“Yaelah Mut, kok bisa aplikasi sampai kucel begini, ganti!” Juni mengembalikan kertas aplikasi yang diserahkan Muthia ke mejanya. “Mana ada coretan tebal gini lagi.”
Muthia menyandarkan tubuhnya dengan bertopang pada bahu kirinya.
“Itu aplikasi Randi, tadi dia ngambil konsumenku dengan rayuan busuknya!” tukas Muthia. Dia sedang berusaha mengontrol kemarahannya yang masih tersisa. “Untung saja ketahuan, kalau nggak, namanya yang tertera di sana.”
“Jadi coretan ini seharusnya nama Rendi?”
“Sudah gak bisa dibaca kan, itu. Tapi aku yakin itu nama dia.”
“Kamu ngelabrak dia, ya?” Juni menggerakan sedikit posisi duduknya. Tubuhnya kini sepenuhnya menghadap Muthia dengan punggung tegak penuh antusias.
Muthia mengangguk. Dengan masih berusaha menguasai kegeramannya, dia menceritakan dengan detail semua yang terjadi. Nada suaranya benar-benar kesal. Terkadang dia terlihat mendelik ke arah Juni sambil terus berbicara dengan nada jengkel. Matanya yang memang besar saat melotot dengan saraf yang menegang begitu, seperti membuat bola matanya mau keluar. Belum lagi hari ini dia mengulaskan eyeshadow dengan tema smookey, makin membuat dia lebih mengerikan.
Juni sendiri pendengar yang baik. Dia tidak memotong sedikitpun perkataan Muthia ataupun balik bertanya seperti yang biasa dilakukan oleh orang-orang penasaran. Tapi mulutnya tidak terhindar dari berkata, “oh” panjang ataupun berdecak gemas. Di akhir cerita Muthia, gantian dia yang bergumam tidak jelas sambil membalikan tubuhnya kembali menghadap komputer.
“Jun, ini sudah waktunya mau pulang.” Muthia tidak percaya. Setelah apa yang diceritakannya, Juni masih memintanya mengganti aplikasi miliknya—bukan milik Randy yang diberikannya. “Rumah Ibu itu jauh, Jun. Kamu lihat, alamatnya di Teluk Bayur. Perlu 45 menit baru sampai ke sana.”
Muthia menyodorkan kertas aplikasi ke hadapan Juni. Menunjukan bagian yang bertuliskan alamat pemohon kredit.
Juni mengangguk, “Aku tau, karena itu kamu mesti buru-buru.” Dia menoleh pada Muthia dengan tersenyum lebar. “Aku tungguin kamu di sini, sekalian input data.”
Muthia mau protes, tapi begitu mendengar Juni mau menunggunya, dia hanya cemberut. Menghentakan kakinya sekali dan berbalik pergi. Ketika berjalan keluar, dia berpapasan dengan Angkasa yang berjalan dengan tangan dimasukan ke kantong celananya. Dia tersenyum lebar, membuat Muthia sejenak terpana. Benar-benar hanya sesaat, karena langkahnya tidak terhenti. Dan dia hanya mengangguk membalasnya.
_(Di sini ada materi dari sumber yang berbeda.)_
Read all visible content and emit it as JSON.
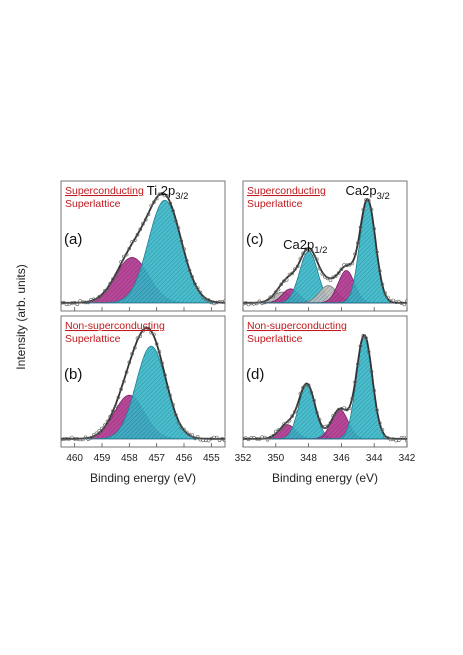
{
  "colors": {
    "magenta": "#b0338f",
    "cyan": "#35b7c9",
    "gray": "#a9a9a9",
    "red_text": "#c0181d",
    "envelope": "#333333"
  },
  "ylabel": "Intensity (arb. units)",
  "chart_data": [
    {
      "id": "a",
      "type": "area",
      "panel_label": "(a)",
      "tag": {
        "underlined": "Superconducting",
        "line2": "Superlattice"
      },
      "peak_labels": [
        {
          "base": "Ti 2p",
          "sub": "3/2",
          "x": 456.6
        }
      ],
      "xlim": [
        460.5,
        454.5
      ],
      "xticks": [],
      "xlabel": "",
      "fit": {
        "components": [
          {
            "color": "magenta",
            "center": 457.9,
            "amplitude": 0.42,
            "sigma": 0.6
          },
          {
            "color": "cyan",
            "center": 456.7,
            "amplitude": 0.95,
            "sigma": 0.6
          }
        ],
        "background": 0.02
      }
    },
    {
      "id": "b",
      "type": "area",
      "panel_label": "(b)",
      "tag": {
        "underlined": "Non-superconducting",
        "line2": "Superlattice"
      },
      "peak_labels": [],
      "xlim": [
        460.5,
        454.5
      ],
      "xticks": [
        460,
        459,
        458,
        457,
        456,
        455
      ],
      "xlabel": "Binding energy (eV)",
      "fit": {
        "components": [
          {
            "color": "magenta",
            "center": 458.0,
            "amplitude": 0.4,
            "sigma": 0.55
          },
          {
            "color": "cyan",
            "center": 457.2,
            "amplitude": 0.85,
            "sigma": 0.55
          }
        ],
        "background": 0.02
      }
    },
    {
      "id": "c",
      "type": "area",
      "panel_label": "(c)",
      "tag": {
        "underlined": "Superconducting",
        "line2": "Superlattice"
      },
      "peak_labels": [
        {
          "base": "Ca2p",
          "sub": "1/2",
          "x": 348.2
        },
        {
          "base": "Ca2p",
          "sub": "3/2",
          "x": 344.4
        }
      ],
      "xlim": [
        352,
        342
      ],
      "xticks": [],
      "xlabel": "",
      "fit": {
        "components": [
          {
            "color": "gray",
            "center": 349.6,
            "amplitude": 0.1,
            "sigma": 0.55
          },
          {
            "color": "magenta",
            "center": 349.1,
            "amplitude": 0.13,
            "sigma": 0.5
          },
          {
            "color": "cyan",
            "center": 348.0,
            "amplitude": 0.48,
            "sigma": 0.55
          },
          {
            "color": "gray",
            "center": 346.8,
            "amplitude": 0.16,
            "sigma": 0.55
          },
          {
            "color": "magenta",
            "center": 345.7,
            "amplitude": 0.3,
            "sigma": 0.5
          },
          {
            "color": "cyan",
            "center": 344.4,
            "amplitude": 0.95,
            "sigma": 0.48
          }
        ],
        "background": 0.02
      }
    },
    {
      "id": "d",
      "type": "area",
      "panel_label": "(d)",
      "tag": {
        "underlined": "Non-superconducting",
        "line2": "Superlattice"
      },
      "peak_labels": [],
      "xlim": [
        352,
        342
      ],
      "xticks": [
        352,
        350,
        348,
        346,
        344,
        342
      ],
      "xlabel": "Binding energy (eV)",
      "fit": {
        "components": [
          {
            "color": "magenta",
            "center": 349.3,
            "amplitude": 0.13,
            "sigma": 0.5
          },
          {
            "color": "cyan",
            "center": 348.1,
            "amplitude": 0.5,
            "sigma": 0.5
          },
          {
            "color": "magenta",
            "center": 346.1,
            "amplitude": 0.27,
            "sigma": 0.5
          },
          {
            "color": "cyan",
            "center": 344.6,
            "amplitude": 0.95,
            "sigma": 0.48
          }
        ],
        "background": 0.02
      }
    }
  ]
}
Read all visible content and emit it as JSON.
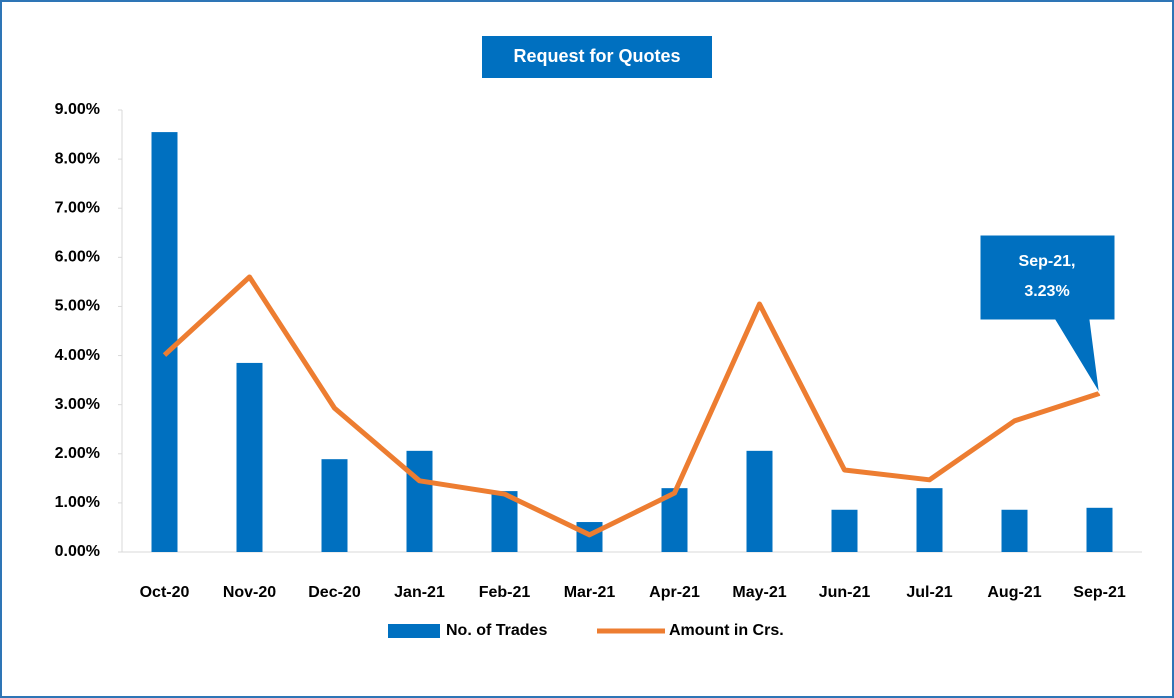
{
  "chart_data": {
    "type": "bar_line",
    "title": "Request for Quotes",
    "categories": [
      "Oct-20",
      "Nov-20",
      "Dec-20",
      "Jan-21",
      "Feb-21",
      "Mar-21",
      "Apr-21",
      "May-21",
      "Jun-21",
      "Jul-21",
      "Aug-21",
      "Sep-21"
    ],
    "series": [
      {
        "name": "No. of Trades",
        "type": "bar",
        "color": "#0070c0",
        "values": [
          8.55,
          3.85,
          1.89,
          2.06,
          1.24,
          0.61,
          1.3,
          2.06,
          0.86,
          1.3,
          0.86,
          0.9
        ]
      },
      {
        "name": "Amount in Crs.",
        "type": "line",
        "color": "#ed7d31",
        "values": [
          4.01,
          5.6,
          2.93,
          1.45,
          1.18,
          0.35,
          1.2,
          5.05,
          1.67,
          1.47,
          2.67,
          3.23
        ]
      }
    ],
    "ylim": [
      0,
      9
    ],
    "yticks": [
      {
        "value": 0,
        "label": "0.00%"
      },
      {
        "value": 1,
        "label": "1.00%"
      },
      {
        "value": 2,
        "label": "2.00%"
      },
      {
        "value": 3,
        "label": "3.00%"
      },
      {
        "value": 4,
        "label": "4.00%"
      },
      {
        "value": 5,
        "label": "5.00%"
      },
      {
        "value": 6,
        "label": "6.00%"
      },
      {
        "value": 7,
        "label": "7.00%"
      },
      {
        "value": 8,
        "label": "8.00%"
      },
      {
        "value": 9,
        "label": "9.00%"
      }
    ],
    "grid": false,
    "legend": "bottom",
    "annotation": {
      "lines": [
        "Sep-21,",
        "3.23%"
      ],
      "color": "#0070c0"
    }
  }
}
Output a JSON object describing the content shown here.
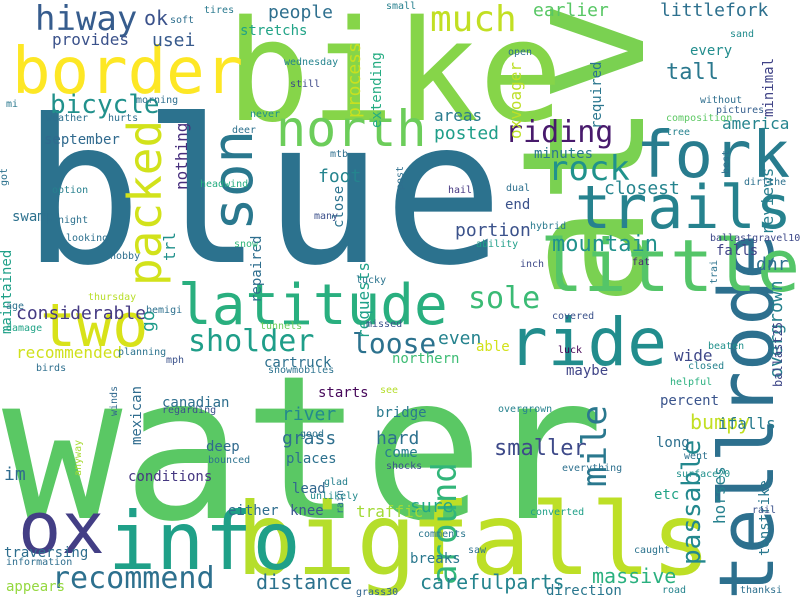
{
  "words": [
    {
      "text": "water",
      "color": "#5ac864"
    },
    {
      "text": "blue",
      "color": "#2c728e"
    },
    {
      "text": "atv",
      "color": "#7ad151"
    },
    {
      "text": "bike",
      "color": "#86d549"
    },
    {
      "text": "big",
      "color": "#b5de2b"
    },
    {
      "text": "falls",
      "color": "#bddf26"
    },
    {
      "text": "tellrode",
      "color": "#2d708e"
    },
    {
      "text": "info",
      "color": "#1fa088"
    },
    {
      "text": "border",
      "color": "#fde725"
    },
    {
      "text": "trails",
      "color": "#26828e"
    },
    {
      "text": "fork",
      "color": "#287c8e"
    },
    {
      "text": "latitude",
      "color": "#29af7f"
    },
    {
      "text": "little",
      "color": "#54c568"
    },
    {
      "text": "ride",
      "color": "#228d8d"
    },
    {
      "text": "two",
      "color": "#d8e219"
    },
    {
      "text": "ox",
      "color": "#433e85"
    },
    {
      "text": "north",
      "color": "#6ccd5a"
    },
    {
      "text": "son",
      "color": "#2a788e"
    },
    {
      "text": "packed",
      "color": "#d2e21b"
    },
    {
      "text": "hiway",
      "color": "#365c8d"
    },
    {
      "text": "much",
      "color": "#c2df23"
    },
    {
      "text": "mile",
      "color": "#2a788e"
    },
    {
      "text": "around",
      "color": "#32b67a"
    },
    {
      "text": "recommend",
      "color": "#2d708e"
    },
    {
      "text": "sholder",
      "color": "#1f9e89"
    },
    {
      "text": "loose",
      "color": "#2c728e"
    },
    {
      "text": "sole",
      "color": "#3bbb75"
    },
    {
      "text": "riding",
      "color": "#481a6c"
    },
    {
      "text": "rock",
      "color": "#20928c"
    },
    {
      "text": "mountain",
      "color": "#21918c"
    },
    {
      "text": "passable",
      "color": "#23888e"
    },
    {
      "text": "carefulparts",
      "color": "#25848e"
    },
    {
      "text": "bicycle",
      "color": "#21918c"
    },
    {
      "text": "massive",
      "color": "#2ab07f"
    },
    {
      "text": "overgrown",
      "color": "#26828e"
    },
    {
      "text": "distance",
      "color": "#2c728e"
    },
    {
      "text": "smaller",
      "color": "#3e4a89"
    },
    {
      "text": "considerable",
      "color": "#443a83"
    },
    {
      "text": "bumpy",
      "color": "#c2df23"
    },
    {
      "text": "earlier",
      "color": "#58c765"
    },
    {
      "text": "littlefork",
      "color": "#2d708e"
    },
    {
      "text": "stretchs",
      "color": "#20a386"
    },
    {
      "text": "people",
      "color": "#2e6f8e"
    },
    {
      "text": "usei",
      "color": "#375a8c"
    },
    {
      "text": "provides",
      "color": "#3b528b"
    },
    {
      "text": "ok",
      "color": "#3b528b"
    },
    {
      "text": "process",
      "color": "#c8e020"
    },
    {
      "text": "tall",
      "color": "#2a788e"
    },
    {
      "text": "america",
      "color": "#25848e"
    },
    {
      "text": "posted",
      "color": "#1f9e89"
    },
    {
      "text": "areas",
      "color": "#297b8e"
    },
    {
      "text": "september",
      "color": "#306a8e"
    },
    {
      "text": "nothing",
      "color": "#472f7d"
    },
    {
      "text": "foot",
      "color": "#25848e"
    },
    {
      "text": "closest",
      "color": "#25848e"
    },
    {
      "text": "portion",
      "color": "#3b528b"
    },
    {
      "text": "end",
      "color": "#3b528b"
    },
    {
      "text": "even",
      "color": "#25838e"
    },
    {
      "text": "requests",
      "color": "#1fa088"
    },
    {
      "text": "recommended",
      "color": "#d0e11c"
    },
    {
      "text": "cartruck",
      "color": "#2d708e"
    },
    {
      "text": "river",
      "color": "#238a8d"
    },
    {
      "text": "canadian",
      "color": "#2e6f8e"
    },
    {
      "text": "grass",
      "color": "#2e6f8e"
    },
    {
      "text": "hard",
      "color": "#2d718e"
    },
    {
      "text": "bridge",
      "color": "#29798e"
    },
    {
      "text": "northern",
      "color": "#3dbc74"
    },
    {
      "text": "maybe",
      "color": "#404588"
    },
    {
      "text": "wide",
      "color": "#3f4889"
    },
    {
      "text": "ifalls",
      "color": "#297a8e"
    },
    {
      "text": "long",
      "color": "#2d708e"
    },
    {
      "text": "horses",
      "color": "#26818e"
    },
    {
      "text": "etc",
      "color": "#20a386"
    },
    {
      "text": "sure",
      "color": "#22a785"
    },
    {
      "text": "breaks",
      "color": "#2a788e"
    },
    {
      "text": "traversing",
      "color": "#2e6e8e"
    },
    {
      "text": "traffic",
      "color": "#a2da37"
    },
    {
      "text": "conditions",
      "color": "#453781"
    },
    {
      "text": "knee",
      "color": "#39568c"
    },
    {
      "text": "either",
      "color": "#2e6d8e"
    },
    {
      "text": "lead",
      "color": "#31678e"
    },
    {
      "text": "places",
      "color": "#2c718e"
    },
    {
      "text": "deep",
      "color": "#306a8e"
    },
    {
      "text": "im",
      "color": "#2f6b8e"
    },
    {
      "text": "swamp",
      "color": "#2d718e"
    },
    {
      "text": "maintained",
      "color": "#1fa088"
    },
    {
      "text": "trl",
      "color": "#21918c"
    },
    {
      "text": "go",
      "color": "#1e9b8a"
    },
    {
      "text": "repaired",
      "color": "#2e6e8e"
    },
    {
      "text": "dnr",
      "color": "#2d708e"
    },
    {
      "text": "falls",
      "color": "#414487"
    },
    {
      "text": "reviews",
      "color": "#277f8e"
    },
    {
      "text": "minimal",
      "color": "#414487"
    },
    {
      "text": "oxvoager",
      "color": "#bddf26"
    },
    {
      "text": "required",
      "color": "#2a768e"
    },
    {
      "text": "extending",
      "color": "#25ac82"
    },
    {
      "text": "every",
      "color": "#228d8d"
    },
    {
      "text": "minutes",
      "color": "#2a788e"
    },
    {
      "text": "percent",
      "color": "#3a548c"
    },
    {
      "text": "tenstrike",
      "color": "#2a788e"
    },
    {
      "text": "mexican",
      "color": "#2f6c8e"
    },
    {
      "text": "starts",
      "color": "#46075a"
    },
    {
      "text": "come",
      "color": "#277e8e"
    },
    {
      "text": "direction",
      "color": "#2a778e"
    },
    {
      "text": "able",
      "color": "#d2e21b"
    },
    {
      "text": "close",
      "color": "#2c738e"
    },
    {
      "text": "overgrown",
      "color": "#26828e"
    },
    {
      "text": "thursday",
      "color": "#b8de29"
    },
    {
      "text": "ballastgravel10",
      "color": "#3e4989"
    },
    {
      "text": "ballast25",
      "color": "#3f4788"
    },
    {
      "text": "closed",
      "color": "#26828e"
    },
    {
      "text": "helpful",
      "color": "#2ab07f"
    },
    {
      "text": "beaten",
      "color": "#21918c"
    },
    {
      "text": "covered",
      "color": "#3b528b"
    },
    {
      "text": "luck",
      "color": "#440154"
    },
    {
      "text": "fat",
      "color": "#482576"
    },
    {
      "text": "inch",
      "color": "#3e4a89"
    },
    {
      "text": "ability",
      "color": "#1f9e89"
    },
    {
      "text": "hybrid",
      "color": "#297a8e"
    },
    {
      "text": "dual",
      "color": "#2d708e"
    },
    {
      "text": "hail",
      "color": "#453882"
    },
    {
      "text": "dirtthe",
      "color": "#2d718e"
    },
    {
      "text": "best",
      "color": "#2e6f8e"
    },
    {
      "text": "tree",
      "color": "#26828e"
    },
    {
      "text": "composition",
      "color": "#5cc863"
    },
    {
      "text": "pictures",
      "color": "#355f8d"
    },
    {
      "text": "without",
      "color": "#2e6e8e"
    },
    {
      "text": "sand",
      "color": "#228c8d"
    },
    {
      "text": "open",
      "color": "#2e6e8e"
    },
    {
      "text": "small",
      "color": "#27808e"
    },
    {
      "text": "tires",
      "color": "#29798e"
    },
    {
      "text": "soft",
      "color": "#2e6f8e"
    },
    {
      "text": "wednesday",
      "color": "#25848e"
    },
    {
      "text": "still",
      "color": "#3e4989"
    },
    {
      "text": "never",
      "color": "#21918c"
    },
    {
      "text": "deer",
      "color": "#2d718e"
    },
    {
      "text": "mtb",
      "color": "#2e6f8e"
    },
    {
      "text": "many",
      "color": "#3c508b"
    },
    {
      "text": "post",
      "color": "#2e6f8e"
    },
    {
      "text": "snow",
      "color": "#32b67a"
    },
    {
      "text": "lucky",
      "color": "#2b748e"
    },
    {
      "text": "tunnels",
      "color": "#6ccd5a"
    },
    {
      "text": "snowmobiles",
      "color": "#2c728e"
    },
    {
      "text": "missed",
      "color": "#3b528b"
    },
    {
      "text": "see",
      "color": "#b5de2b"
    },
    {
      "text": "good",
      "color": "#2c738e"
    },
    {
      "text": "shocks",
      "color": "#3b528b"
    },
    {
      "text": "unlikely",
      "color": "#238a8d"
    },
    {
      "text": "glad",
      "color": "#27808e"
    },
    {
      "text": "rain",
      "color": "#2d708e"
    },
    {
      "text": "regarding",
      "color": "#3b528b"
    },
    {
      "text": "bounced",
      "color": "#2c728e"
    },
    {
      "text": "winds",
      "color": "#31688e"
    },
    {
      "text": "anyway",
      "color": "#a8db34"
    },
    {
      "text": "information",
      "color": "#2e6e8e"
    },
    {
      "text": "appears",
      "color": "#95d840"
    },
    {
      "text": "grass30",
      "color": "#32658e"
    },
    {
      "text": "converted",
      "color": "#1fa088"
    },
    {
      "text": "saw",
      "color": "#2d718e"
    },
    {
      "text": "comments",
      "color": "#2a768e"
    },
    {
      "text": "caught",
      "color": "#2c738e"
    },
    {
      "text": "road",
      "color": "#25848e"
    },
    {
      "text": "thanksi",
      "color": "#2d708e"
    },
    {
      "text": "everything",
      "color": "#2d708e"
    },
    {
      "text": "surface20",
      "color": "#21918c"
    },
    {
      "text": "went",
      "color": "#2d718e"
    },
    {
      "text": "rail",
      "color": "#3b528b"
    },
    {
      "text": "trai",
      "color": "#2c738e"
    },
    {
      "text": "mph",
      "color": "#3b528b"
    },
    {
      "text": "planning",
      "color": "#2c738e"
    },
    {
      "text": "birds",
      "color": "#2e6f8e"
    },
    {
      "text": "damage",
      "color": "#20a386"
    },
    {
      "text": "age",
      "color": "#2d718e"
    },
    {
      "text": "nobby",
      "color": "#2e6f8e"
    },
    {
      "text": "bemigi",
      "color": "#2d708e"
    },
    {
      "text": "looking",
      "color": "#2d708e"
    },
    {
      "text": "night",
      "color": "#2d718e"
    },
    {
      "text": "option",
      "color": "#27808e"
    },
    {
      "text": "weather",
      "color": "#2d708e"
    },
    {
      "text": "hurts",
      "color": "#2e6f8e"
    },
    {
      "text": "morning",
      "color": "#2e6f8e"
    },
    {
      "text": "headwind",
      "color": "#26ad81"
    },
    {
      "text": "mi",
      "color": "#2a788e"
    },
    {
      "text": "got",
      "color": "#2c728e"
    },
    {
      "text": "international",
      "color": "#29798e"
    }
  ]
}
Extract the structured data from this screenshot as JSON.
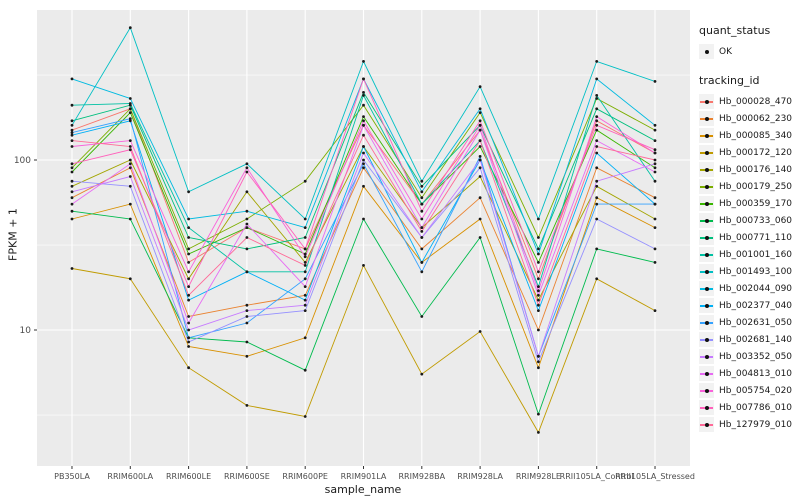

Melewati Angkasa, tidak kuasa mata Muthia terpejam sejenak. Hidungnya mencuat, menikmati aroma maskulin yang menyebar di sepanjang lorong. Wangi yang terhirup olehnya seakan menggelitik tenggorokannya, melekat hingga membuat otaknya menebak-nebak merk dan paduan aromanya. Bahkan, hingga dia menyalakan motornya, Muthia tidak bisa mengalihkan konsentrasinya dari parfum yang terekam dipikirannya.
Mata Muthi memperhatikan lorong tempat dia berpapasan dengan Angkasa tadi, mengingat jelas sosok Angkasa yang tersenyum padanya. Apa, dia tersenyum? Kenapa aku baru sadar … Dengan menghembus nafas berat, Muthia kembali memikirkan pekerjaannya. Dia harus bergegas.